Nazi Ties May Force Athletes to Take Democracy Vow

Germany may force athletes to make a commitment to democracy; announcement comes days after national rower left Olympics over neo-Nazi ties

Rachel Hirshfeld ,

Nadja Drygalla
Nadja Drygalla

Germany may force its athletes to make a commitment to democracy, a ministry spokesman said on Tuesday.

The announcement comes days after national rower Nadja Drygalla was forced to leave Olympic village following reports that her boyfriend has been a member of the neo-Nazi National Democratic Party (NPD).

While Drygalla denies harboring far-right views herself, the incident has ignited a debate in Germany regarding extremism in sports. 
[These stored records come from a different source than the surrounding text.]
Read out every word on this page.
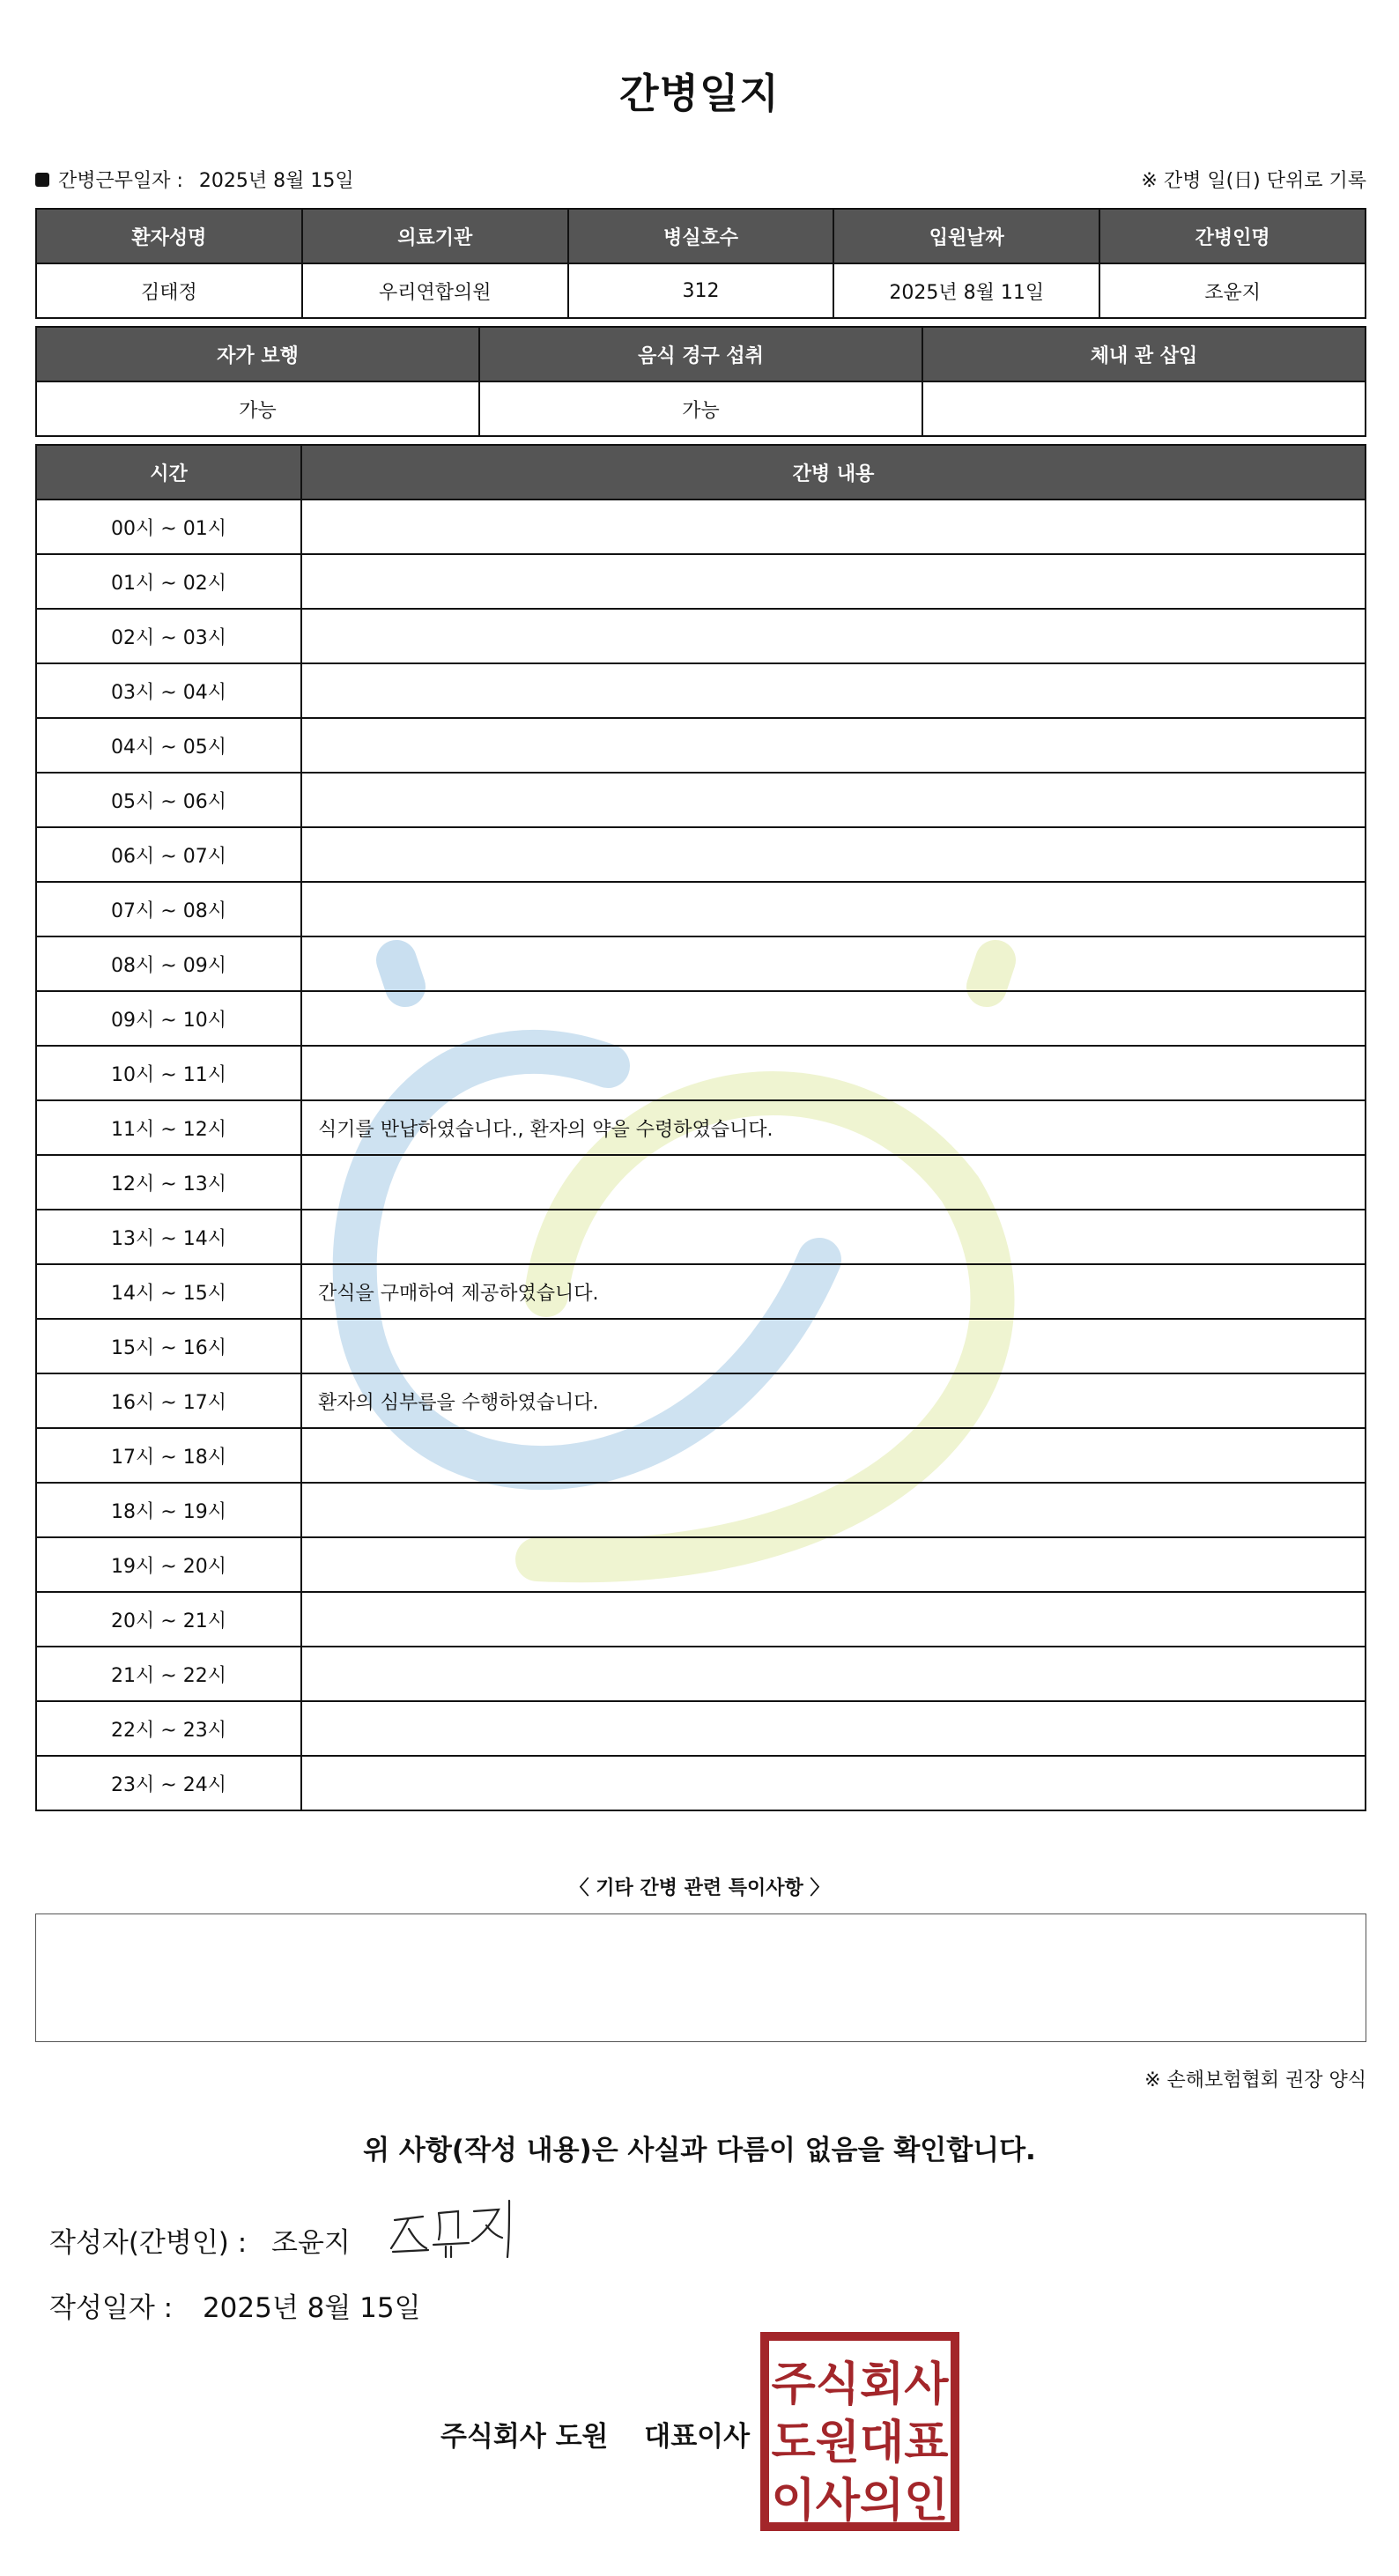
간병일지
간병근무일자 : 2025년 8월 15일	※ 간병 일(日) 단위로 기록
환자성명	의료기관	병실호수	입원날짜	간병인명
김태정	우리연합의원	312	2025년 8월 11일	조윤지
자가 보행	음식 경구 섭취	체내 관 삽입
가능	가능	
시간	간병 내용
00시 ~ 01시	
01시 ~ 02시	
02시 ~ 03시	
03시 ~ 04시	
04시 ~ 05시	
05시 ~ 06시	
06시 ~ 07시	
07시 ~ 08시	
08시 ~ 09시	
09시 ~ 10시	
10시 ~ 11시	
11시 ~ 12시	식기를 반납하였습니다., 환자의 약을 수령하였습니다.
12시 ~ 13시	
13시 ~ 14시	
14시 ~ 15시	간식을 구매하여 제공하였습니다.
15시 ~ 16시	
16시 ~ 17시	환자의 심부름을 수행하였습니다.
17시 ~ 18시	
18시 ~ 19시	
19시 ~ 20시	
20시 ~ 21시	
21시 ~ 22시	
22시 ~ 23시	
23시 ~ 24시	
〈 기타 간병 관련 특이사항 〉
※ 손해보험협회 권장 양식
위 사항(작성 내용)은 사실과 다름이 없음을 확인합니다.
작성자(간병인) : 조윤지
작성일자 : 2025년 8월 15일
주식회사 도원 대표이사
주식회사
도원대표
이사의인
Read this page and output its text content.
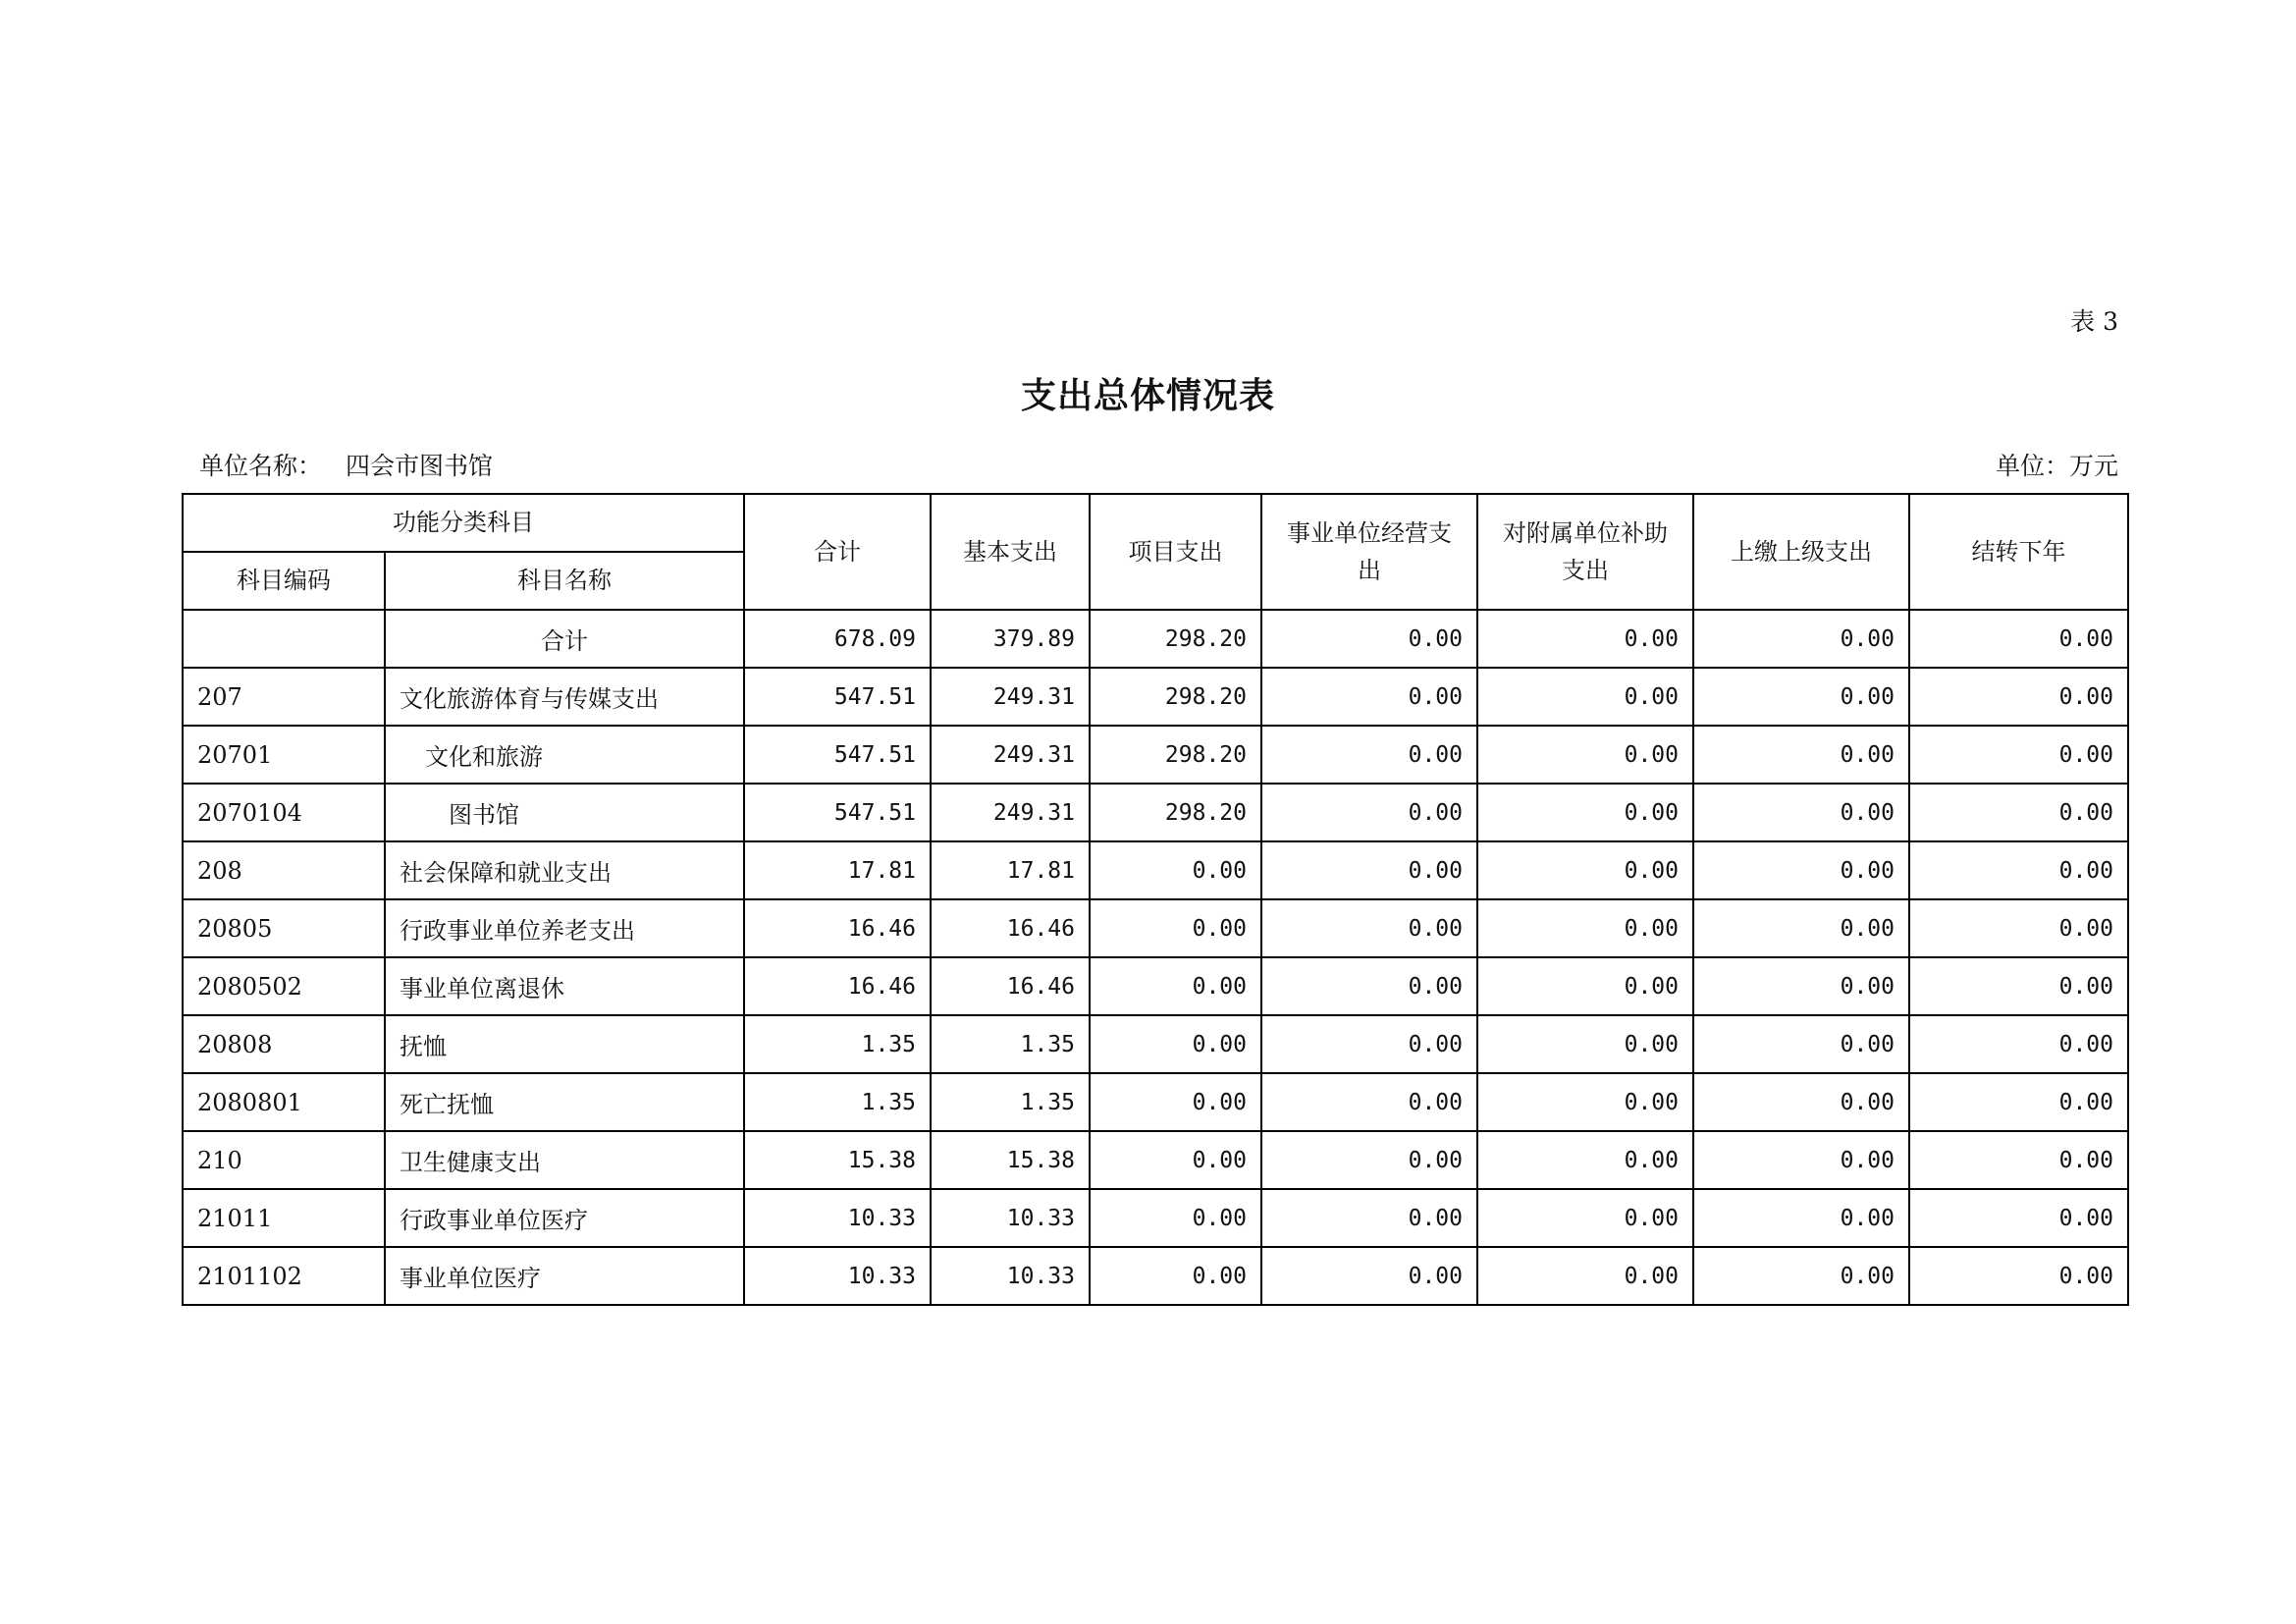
表 3
支出总体情况表
单位名称： 四会市图书馆	单位：万元
功能分类科目		合计	基本支出	项目支出	事业单位经营支出	对附属单位补助支出	上缴上级支出	结转下年
科目编码	科目名称							
	合计	678.09	379.89	298.20	0.00	0.00	0.00	0.00
207	文化旅游体育与传媒支出	547.51	249.31	298.20	0.00	0.00	0.00	0.00
20701	文化和旅游	547.51	249.31	298.20	0.00	0.00	0.00	0.00
2070104	图书馆	547.51	249.31	298.20	0.00	0.00	0.00	0.00
208	社会保障和就业支出	17.81	17.81	0.00	0.00	0.00	0.00	0.00
20805	行政事业单位养老支出	16.46	16.46	0.00	0.00	0.00	0.00	0.00
2080502	事业单位离退休	16.46	16.46	0.00	0.00	0.00	0.00	0.00
20808	抚恤	1.35	1.35	0.00	0.00	0.00	0.00	0.00
2080801	死亡抚恤	1.35	1.35	0.00	0.00	0.00	0.00	0.00
210	卫生健康支出	15.38	15.38	0.00	0.00	0.00	0.00	0.00
21011	行政事业单位医疗	10.33	10.33	0.00	0.00	0.00	0.00	0.00
2101102	事业单位医疗	10.33	10.33	0.00	0.00	0.00	0.00	0.00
Last year's discovery that a neo-Nazi cell was responsible for the seemingly unrelated murders of nine Turkish and Greek immigrants has triggered soul-searching in Germany about institutionalized tolerance of right-wing extremism, Reuters reported.

As part of a regular review of guidelines on sport funding, the Interior Ministry is considering insisting that top clubs and associations make a formal commitment to democratic values.

"This is a question that arose at the end of last year ... and we are considering it in our review," a spokesman said. "It is not in any way related to the Drygalla case. Right-wing extremism in German sport has been a concern for a long time."

Campaign groups have long warned that neo-Nazis try to recruit supporters through youth and sports clubs, especially in parts of former Communist eastern Germany where unemployment levels are high, according to Reuters.

Drygalla’s boyfriend, Michael Fischer, reportedly stood up in support of the NPD in an election in the northeastern city of Rostock last year.

Drygalla told the news agency DPA that Fischer had left the NPD in May and quit the far-right scene. She said she had told him she did not share his views, and the issue had strained their relationship.

The NPD, which has representatives in two state assemblies despite groups with explicit neo-Nazi ideologies being banned in Germany, is said to be far more extreme than other populist, anti-immigration parties in Britain, France and the Netherlands. The national intelligence agency monitors its members and describes it as racist, anti-Semitic, revisionist and inspired by Hitler's Nazi ideology.

While some media and German politicians have described the Drygalla case as a “witch hunt,” claiming that it is a private matter who a sportsperson's friends are, Interior Minister Hans-Peter Friedrich said the matter needed to be cleared up.

"Extremist views have no place in sport. Sportspeople are role models," he told the mass-circulation daily Bild.